Les nuages couraient sur la lune enflammée
Comme sur l'incendie on voit fuir la fumée,
Et les bois étaient noirs jusques à l'horizon.
Nous marchions sans parler, dans l'humide gazon,
Dans la bruyère épaisse et dans les hautes brandes,
Lorsque, sous des sapins pareils à ceux des Landes,
Nous avons aperçu les grands ongles marqués
Par les loups voyageurs que nous avions traqués.
Nous avons écouté, retenant notre haleine
Et le pas suspendu. -- Ni le bois, ni la plaine
Ne poussait un soupir dans les airs ; Seulement
La girouette en deuil criait au firmament ;
Car le vent élevé bien au dessus des terres,
N'effleurait de ses pieds que les tours solitaires,
Et les chênes d'en-bas, contre les rocs penchés,
Sur leurs coudes semblaient endormis et couchés.
Rien ne bruissait donc, lorsque baissant la tête,
Le plus vieux des chasseurs qui s'étaient mis en quête
A regardé le sable en s'y couchant ; Bientôt,
Lui que jamais ici on ne vit en défaut,
A déclaré tout bas que ces marques récentes
Annonçait la démarche et les griffes puissantes
De deux grands loups-cerviers et de deux louveteaux.
Nous avons tous alors préparé nos couteaux,
Et, cachant nos fusils et leurs lueurs trop blanches,
Nous allions pas à pas en écartant les branches.
Trois s'arrêtent, et moi, cherchant ce qu'ils voyaient,
J'aperçois tout à coup deux yeux qui flamboyaient,
Et je vois au delà quatre formes légères
Qui dansaient sous la lune au milieu des bruyères,
Comme font chaque jour, à grand bruit sous nos yeux,
Quand le maître revient, les lévriers joyeux.
Leur forme était semblable et semblable la danse ;
Mais les enfants du loup se jouaient en silence,
Sachant bien qu'à deux pas, ne dormant qu'à demi,
Se couche dans ses murs l'homme, leur ennemi.
Le père était debout, et plus loin, contre un arbre,
Sa louve reposait comme celle de marbre
Qu'adorait les romains, et dont les flancs velus
Couvaient les demi-dieux Rémus et Romulus.
Le Loup vient et s'assied, les deux jambes dressées
Par leurs ongles crochus dans le sable enfoncées.
Il s'est jugé perdu, puisqu'il était surpris,
Sa retraite coupée et tous ses chemins pris ;
Alors il a saisi, dans sa gueule brûlante,
Du chien le plus hardi la gorge pantelante
Et n'a pas desserré ses mâchoires de fer,
Malgré nos coups de feu qui traversaient sa chair
Et nos couteaux aigus qui, comme des tenailles,
Se croisaient en plongeant dans ses larges entrailles,
Jusqu'au dernier moment où le chien étranglé,
Mort longtemps avant lui, sous ses pieds a roulé.

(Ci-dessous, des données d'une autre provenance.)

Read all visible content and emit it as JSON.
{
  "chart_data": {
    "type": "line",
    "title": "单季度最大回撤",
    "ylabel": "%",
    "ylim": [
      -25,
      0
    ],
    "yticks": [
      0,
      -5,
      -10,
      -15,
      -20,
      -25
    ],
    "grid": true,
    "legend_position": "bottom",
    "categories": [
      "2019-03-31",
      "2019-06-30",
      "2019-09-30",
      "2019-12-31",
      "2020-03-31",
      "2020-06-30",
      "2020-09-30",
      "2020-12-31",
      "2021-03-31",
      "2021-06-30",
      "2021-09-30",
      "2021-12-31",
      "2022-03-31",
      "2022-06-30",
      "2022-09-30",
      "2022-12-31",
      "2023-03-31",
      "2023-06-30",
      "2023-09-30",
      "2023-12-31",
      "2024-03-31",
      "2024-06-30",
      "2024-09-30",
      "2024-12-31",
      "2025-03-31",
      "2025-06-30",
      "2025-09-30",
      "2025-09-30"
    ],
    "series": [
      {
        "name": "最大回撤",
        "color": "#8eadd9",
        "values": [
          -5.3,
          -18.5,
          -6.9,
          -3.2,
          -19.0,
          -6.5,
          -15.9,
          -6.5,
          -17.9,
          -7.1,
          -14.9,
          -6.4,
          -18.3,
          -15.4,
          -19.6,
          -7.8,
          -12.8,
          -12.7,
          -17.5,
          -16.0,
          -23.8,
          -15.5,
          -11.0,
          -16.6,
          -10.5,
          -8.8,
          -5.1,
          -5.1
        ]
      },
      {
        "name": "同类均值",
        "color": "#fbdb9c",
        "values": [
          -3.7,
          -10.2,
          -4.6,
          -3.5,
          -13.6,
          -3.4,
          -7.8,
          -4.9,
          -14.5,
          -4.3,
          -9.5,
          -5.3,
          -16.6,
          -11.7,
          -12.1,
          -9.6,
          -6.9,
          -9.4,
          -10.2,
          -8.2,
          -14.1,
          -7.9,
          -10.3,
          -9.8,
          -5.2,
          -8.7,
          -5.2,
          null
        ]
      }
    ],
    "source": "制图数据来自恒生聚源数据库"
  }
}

Le Loup le quitte alors et puis il nous regarde.
Les couteaux lui restaient au flanc jusqu'à la garde,
Le clouaient au gazon tout baigné dans son sang ;
Nos fusils l'entouraient en sinistre croissant.
Il nous regarde encore, ensuite il se recouche,
Tout en léchant le sang répandu sur sa bouche,
Et, sans daigner savoir comment il a péri,
Refermant ses grands yeux, meurt sans jeter un cri.

II

J'ai reposé mon front sur mon fusil sans poudre,
Me prenant à penser, et n'ai pu me résoudre
A poursuivre sa Louve et ses fils qui, tous trois,
Avaient voulu l'attendre, et, comme je le crois,
Sans ses deux louveteaux la belle et sombre veuve
Ne l'eût pas laissé seul subir la grande épreuve ;
Mais son devoir était de les sauver, afin
De pouvoir leur apprendre à bien souffrir la faim,
A ne jamais entrer dans le pacte des villes
Que l'homme a fait avec les animaux serviles
Qui chassent devant lui, pour avoir le coucher,
Les premiers possesseurs du bois et du rocher.

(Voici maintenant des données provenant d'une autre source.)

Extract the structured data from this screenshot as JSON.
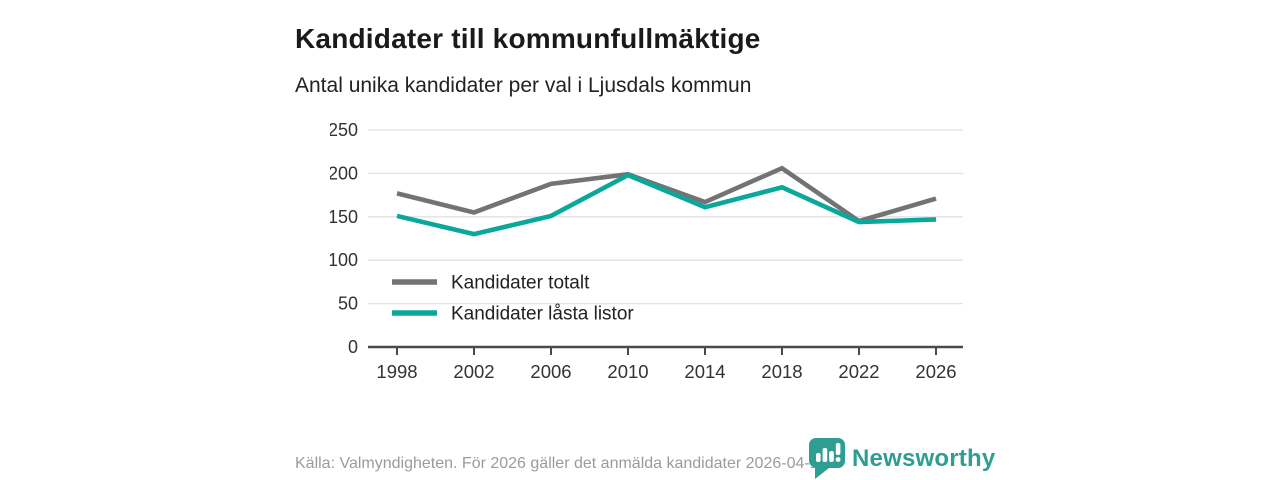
{
  "header": {
    "title": "Kandidater till kommunfullmäktige",
    "subtitle": "Antal unika kandidater per val i Ljusdals kommun"
  },
  "chart_data": {
    "type": "line",
    "x": [
      1998,
      2002,
      2006,
      2010,
      2014,
      2018,
      2022,
      2026
    ],
    "series": [
      {
        "name": "Kandidater totalt",
        "color": "#737373",
        "values": [
          177,
          155,
          188,
          199,
          167,
          206,
          145,
          171
        ]
      },
      {
        "name": "Kandidater låsta listor",
        "color": "#0aa79b",
        "values": [
          151,
          130,
          151,
          198,
          161,
          184,
          144,
          147
        ]
      }
    ],
    "title": "Kandidater till kommunfullmäktige",
    "subtitle": "Antal unika kandidater per val i Ljusdals kommun",
    "xlabel": "",
    "ylabel": "",
    "ylim": [
      0,
      250
    ],
    "yticks": [
      0,
      50,
      100,
      150,
      200,
      250
    ],
    "grid": true,
    "legend_position": "inside-bottom-left"
  },
  "footer": {
    "source": "Källa: Valmyndigheten. För 2026 gäller det anmälda kandidater 2026-04-10.",
    "brand": "Newsworthy"
  },
  "colors": {
    "series_total": "#737373",
    "series_locked": "#0aa79b",
    "brand_teal": "#2f9e92",
    "grid_line": "#e2e2e2",
    "axis_line": "#4a4a4a",
    "tick_text": "#333333",
    "muted_text": "#9b9b9b"
  }
}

Hélas ! ai-je pensé, malgré ce grand nom d'Hommes,
Que j'ai honte de nous, débiles que nous sommes !
Comment on doit quitter la vie et tous ses maux,
C'est vous qui le savez, sublimes animaux !
A voir ce que l'on fut sur terre et ce qu'on laisse
Seul le silence est grand ; tout le reste est faiblesse.

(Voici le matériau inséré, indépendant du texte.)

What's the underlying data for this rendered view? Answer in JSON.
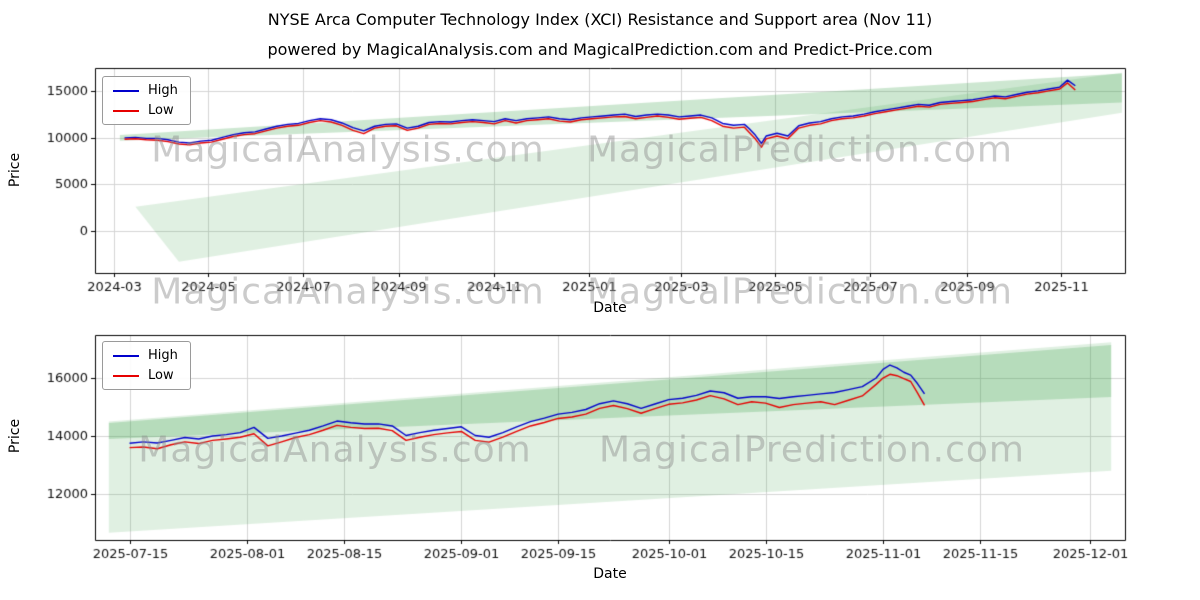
{
  "page": {
    "title": "NYSE Arca Computer Technology Index  (XCI) Resistance and Support area (Nov 11)",
    "subtitle": "powered by MagicalAnalysis.com and MagicalPrediction.com and Predict-Price.com"
  },
  "watermarks": {
    "left": "MagicalAnalysis.com",
    "right": "MagicalPrediction.com"
  },
  "colors": {
    "high": "#0000cc",
    "low": "#e60000",
    "band": "#3fa34d",
    "grid": "#d4d4d4",
    "spine": "#000000"
  },
  "chart_data": [
    {
      "type": "line",
      "name": "long-term-daily",
      "title": "",
      "xlabel": "Date",
      "ylabel": "Price",
      "legend_position": "upper-left",
      "grid": true,
      "xlim": [
        "2024-02-18",
        "2025-12-12"
      ],
      "ylim": [
        -4500,
        17500
      ],
      "yticks": [
        0,
        5000,
        10000,
        15000
      ],
      "xticks": [
        {
          "v": "2024-03-01",
          "label": "2024-03"
        },
        {
          "v": "2024-05-01",
          "label": "2024-05"
        },
        {
          "v": "2024-07-01",
          "label": "2024-07"
        },
        {
          "v": "2024-09-01",
          "label": "2024-09"
        },
        {
          "v": "2024-11-01",
          "label": "2024-11"
        },
        {
          "v": "2025-01-01",
          "label": "2025-01"
        },
        {
          "v": "2025-03-01",
          "label": "2025-03"
        },
        {
          "v": "2025-05-01",
          "label": "2025-05"
        },
        {
          "v": "2025-07-01",
          "label": "2025-07"
        },
        {
          "v": "2025-09-01",
          "label": "2025-09"
        },
        {
          "v": "2025-11-01",
          "label": "2025-11"
        }
      ],
      "series": [
        {
          "name": "High",
          "color_key": "high"
        },
        {
          "name": "Low",
          "color_key": "low"
        }
      ],
      "bands": [
        {
          "name": "support-area",
          "alpha": 0.16,
          "points": [
            [
              "2024-03-15",
              2600
            ],
            [
              "2025-12-10",
              17000
            ],
            [
              "2025-12-10",
              12700
            ],
            [
              "2024-04-12",
              -3300
            ]
          ]
        },
        {
          "name": "resistance-area",
          "alpha": 0.26,
          "points": [
            [
              "2024-03-05",
              10300
            ],
            [
              "2025-12-10",
              16900
            ],
            [
              "2025-12-10",
              13800
            ],
            [
              "2024-03-05",
              9700
            ]
          ]
        }
      ],
      "points": [
        [
          "2024-03-08",
          10000,
          9850
        ],
        [
          "2024-03-15",
          10050,
          9900
        ],
        [
          "2024-03-22",
          9950,
          9800
        ],
        [
          "2024-03-29",
          9950,
          9750
        ],
        [
          "2024-04-05",
          9800,
          9600
        ],
        [
          "2024-04-12",
          9550,
          9350
        ],
        [
          "2024-04-19",
          9450,
          9250
        ],
        [
          "2024-04-26",
          9650,
          9450
        ],
        [
          "2024-05-03",
          9750,
          9550
        ],
        [
          "2024-05-10",
          10050,
          9850
        ],
        [
          "2024-05-17",
          10350,
          10150
        ],
        [
          "2024-05-24",
          10550,
          10350
        ],
        [
          "2024-05-31",
          10650,
          10450
        ],
        [
          "2024-06-07",
          10950,
          10750
        ],
        [
          "2024-06-14",
          11250,
          11050
        ],
        [
          "2024-06-21",
          11450,
          11250
        ],
        [
          "2024-06-28",
          11550,
          11350
        ],
        [
          "2024-07-05",
          11850,
          11650
        ],
        [
          "2024-07-12",
          12050,
          11850
        ],
        [
          "2024-07-19",
          11950,
          11700
        ],
        [
          "2024-07-26",
          11600,
          11350
        ],
        [
          "2024-08-02",
          11100,
          10800
        ],
        [
          "2024-08-09",
          10750,
          10450
        ],
        [
          "2024-08-16",
          11250,
          11050
        ],
        [
          "2024-08-23",
          11450,
          11250
        ],
        [
          "2024-08-30",
          11500,
          11300
        ],
        [
          "2024-09-06",
          11050,
          10800
        ],
        [
          "2024-09-13",
          11250,
          11050
        ],
        [
          "2024-09-20",
          11650,
          11450
        ],
        [
          "2024-09-27",
          11750,
          11550
        ],
        [
          "2024-10-04",
          11700,
          11500
        ],
        [
          "2024-10-11",
          11850,
          11650
        ],
        [
          "2024-10-18",
          11950,
          11750
        ],
        [
          "2024-10-25",
          11850,
          11650
        ],
        [
          "2024-11-01",
          11750,
          11500
        ],
        [
          "2024-11-08",
          12050,
          11850
        ],
        [
          "2024-11-15",
          11850,
          11600
        ],
        [
          "2024-11-22",
          12050,
          11850
        ],
        [
          "2024-11-29",
          12150,
          11950
        ],
        [
          "2024-12-06",
          12250,
          12050
        ],
        [
          "2024-12-13",
          12050,
          11800
        ],
        [
          "2024-12-20",
          11950,
          11700
        ],
        [
          "2024-12-27",
          12150,
          11950
        ],
        [
          "2025-01-03",
          12250,
          12050
        ],
        [
          "2025-01-10",
          12350,
          12150
        ],
        [
          "2025-01-17",
          12450,
          12250
        ],
        [
          "2025-01-24",
          12550,
          12300
        ],
        [
          "2025-01-31",
          12300,
          12050
        ],
        [
          "2025-02-07",
          12450,
          12200
        ],
        [
          "2025-02-14",
          12550,
          12350
        ],
        [
          "2025-02-21",
          12450,
          12200
        ],
        [
          "2025-02-28",
          12250,
          12000
        ],
        [
          "2025-03-07",
          12350,
          12100
        ],
        [
          "2025-03-14",
          12450,
          12200
        ],
        [
          "2025-03-21",
          12150,
          11850
        ],
        [
          "2025-03-28",
          11550,
          11250
        ],
        [
          "2025-04-04",
          11350,
          11050
        ],
        [
          "2025-04-11",
          11450,
          11150
        ],
        [
          "2025-04-14",
          11000,
          10600
        ],
        [
          "2025-04-18",
          10300,
          9900
        ],
        [
          "2025-04-22",
          9400,
          9000
        ],
        [
          "2025-04-25",
          10200,
          9900
        ],
        [
          "2025-05-02",
          10500,
          10200
        ],
        [
          "2025-05-09",
          10200,
          9900
        ],
        [
          "2025-05-16",
          11300,
          11050
        ],
        [
          "2025-05-23",
          11600,
          11350
        ],
        [
          "2025-05-30",
          11750,
          11500
        ],
        [
          "2025-06-06",
          12050,
          11850
        ],
        [
          "2025-06-13",
          12250,
          12050
        ],
        [
          "2025-06-20",
          12350,
          12150
        ],
        [
          "2025-06-27",
          12550,
          12350
        ],
        [
          "2025-07-04",
          12800,
          12600
        ],
        [
          "2025-07-11",
          13000,
          12800
        ],
        [
          "2025-07-18",
          13200,
          13000
        ],
        [
          "2025-07-25",
          13400,
          13200
        ],
        [
          "2025-08-01",
          13600,
          13400
        ],
        [
          "2025-08-08",
          13500,
          13300
        ],
        [
          "2025-08-15",
          13800,
          13600
        ],
        [
          "2025-08-22",
          13900,
          13700
        ],
        [
          "2025-08-29",
          14000,
          13800
        ],
        [
          "2025-09-05",
          14100,
          13900
        ],
        [
          "2025-09-12",
          14300,
          14100
        ],
        [
          "2025-09-19",
          14500,
          14300
        ],
        [
          "2025-09-26",
          14400,
          14200
        ],
        [
          "2025-10-03",
          14650,
          14450
        ],
        [
          "2025-10-10",
          14900,
          14700
        ],
        [
          "2025-10-17",
          15050,
          14850
        ],
        [
          "2025-10-24",
          15250,
          15050
        ],
        [
          "2025-10-31",
          15450,
          15250
        ],
        [
          "2025-11-05",
          16200,
          15900
        ],
        [
          "2025-11-10",
          15600,
          15150
        ]
      ]
    },
    {
      "type": "line",
      "name": "short-term-daily",
      "title": "",
      "xlabel": "Date",
      "ylabel": "Price",
      "legend_position": "upper-left",
      "grid": true,
      "xlim": [
        "2025-07-10",
        "2025-12-06"
      ],
      "ylim": [
        10400,
        17500
      ],
      "yticks": [
        12000,
        14000,
        16000
      ],
      "xticks": [
        {
          "v": "2025-07-15",
          "label": "2025-07-15"
        },
        {
          "v": "2025-08-01",
          "label": "2025-08-01"
        },
        {
          "v": "2025-08-15",
          "label": "2025-08-15"
        },
        {
          "v": "2025-09-01",
          "label": "2025-09-01"
        },
        {
          "v": "2025-09-15",
          "label": "2025-09-15"
        },
        {
          "v": "2025-10-01",
          "label": "2025-10-01"
        },
        {
          "v": "2025-10-15",
          "label": "2025-10-15"
        },
        {
          "v": "2025-11-01",
          "label": "2025-11-01"
        },
        {
          "v": "2025-11-15",
          "label": "2025-11-15"
        },
        {
          "v": "2025-12-01",
          "label": "2025-12-01"
        }
      ],
      "series": [
        {
          "name": "High",
          "color_key": "high"
        },
        {
          "name": "Low",
          "color_key": "low"
        }
      ],
      "bands": [
        {
          "name": "support-area",
          "alpha": 0.16,
          "points": [
            [
              "2025-07-12",
              14500
            ],
            [
              "2025-12-04",
              17250
            ],
            [
              "2025-12-04",
              12800
            ],
            [
              "2025-07-12",
              10650
            ]
          ]
        },
        {
          "name": "resistance-area",
          "alpha": 0.26,
          "points": [
            [
              "2025-07-12",
              14450
            ],
            [
              "2025-12-04",
              17150
            ],
            [
              "2025-12-04",
              15350
            ],
            [
              "2025-07-12",
              13900
            ]
          ]
        }
      ],
      "points": [
        [
          "2025-07-15",
          13750,
          13600
        ],
        [
          "2025-07-17",
          13800,
          13620
        ],
        [
          "2025-07-19",
          13760,
          13560
        ],
        [
          "2025-07-21",
          13850,
          13700
        ],
        [
          "2025-07-23",
          13950,
          13800
        ],
        [
          "2025-07-25",
          13900,
          13740
        ],
        [
          "2025-07-27",
          14000,
          13850
        ],
        [
          "2025-07-29",
          14050,
          13900
        ],
        [
          "2025-07-31",
          14120,
          13960
        ],
        [
          "2025-08-02",
          14300,
          14080
        ],
        [
          "2025-08-04",
          13920,
          13660
        ],
        [
          "2025-08-06",
          14000,
          13800
        ],
        [
          "2025-08-08",
          14100,
          13950
        ],
        [
          "2025-08-10",
          14200,
          14050
        ],
        [
          "2025-08-12",
          14350,
          14200
        ],
        [
          "2025-08-14",
          14520,
          14370
        ],
        [
          "2025-08-16",
          14460,
          14300
        ],
        [
          "2025-08-18",
          14420,
          14260
        ],
        [
          "2025-08-20",
          14420,
          14270
        ],
        [
          "2025-08-22",
          14350,
          14190
        ],
        [
          "2025-08-24",
          14020,
          13850
        ],
        [
          "2025-08-26",
          14120,
          13960
        ],
        [
          "2025-08-28",
          14200,
          14050
        ],
        [
          "2025-08-30",
          14260,
          14110
        ],
        [
          "2025-09-01",
          14320,
          14160
        ],
        [
          "2025-09-03",
          14020,
          13850
        ],
        [
          "2025-09-05",
          13960,
          13790
        ],
        [
          "2025-09-07",
          14120,
          13960
        ],
        [
          "2025-09-09",
          14320,
          14160
        ],
        [
          "2025-09-11",
          14500,
          14350
        ],
        [
          "2025-09-13",
          14620,
          14470
        ],
        [
          "2025-09-15",
          14760,
          14610
        ],
        [
          "2025-09-17",
          14820,
          14660
        ],
        [
          "2025-09-19",
          14920,
          14760
        ],
        [
          "2025-09-21",
          15120,
          14960
        ],
        [
          "2025-09-23",
          15220,
          15060
        ],
        [
          "2025-09-25",
          15120,
          14950
        ],
        [
          "2025-09-27",
          14960,
          14790
        ],
        [
          "2025-09-29",
          15110,
          14950
        ],
        [
          "2025-10-01",
          15260,
          15100
        ],
        [
          "2025-10-03",
          15310,
          15150
        ],
        [
          "2025-10-05",
          15410,
          15250
        ],
        [
          "2025-10-07",
          15560,
          15400
        ],
        [
          "2025-10-09",
          15500,
          15290
        ],
        [
          "2025-10-11",
          15310,
          15090
        ],
        [
          "2025-10-13",
          15360,
          15190
        ],
        [
          "2025-10-15",
          15360,
          15140
        ],
        [
          "2025-10-17",
          15300,
          14990
        ],
        [
          "2025-10-19",
          15360,
          15090
        ],
        [
          "2025-10-21",
          15410,
          15140
        ],
        [
          "2025-10-23",
          15460,
          15190
        ],
        [
          "2025-10-25",
          15510,
          15090
        ],
        [
          "2025-10-27",
          15610,
          15240
        ],
        [
          "2025-10-29",
          15710,
          15390
        ],
        [
          "2025-10-31",
          16010,
          15790
        ],
        [
          "2025-11-01",
          16310,
          16010
        ],
        [
          "2025-11-02",
          16460,
          16140
        ],
        [
          "2025-11-03",
          16360,
          16090
        ],
        [
          "2025-11-04",
          16210,
          15990
        ],
        [
          "2025-11-05",
          16110,
          15890
        ],
        [
          "2025-11-06",
          15810,
          15490
        ],
        [
          "2025-11-07",
          15460,
          15060
        ]
      ]
    }
  ]
}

- Ah ! je t'ai bien compris, sauvage voyageur,
Et ton dernier regard m'est allé jusqu'au coeur !
Il disait : " Si tu peux, fais que ton âme arrive,
A force de rester studieuse et pensive,
Jusqu'à ce haut degré de stoïque fierté
Où, naissant dans les bois, j'ai tout d'abord monté.
Gémir, pleurer, prier est également lâche.
Fais énergiquement ta longue et lourde tâche
Dans la voie où le Sort a voulu t'appeler,
Puis après, comme moi, souffre et meurs sans parler. "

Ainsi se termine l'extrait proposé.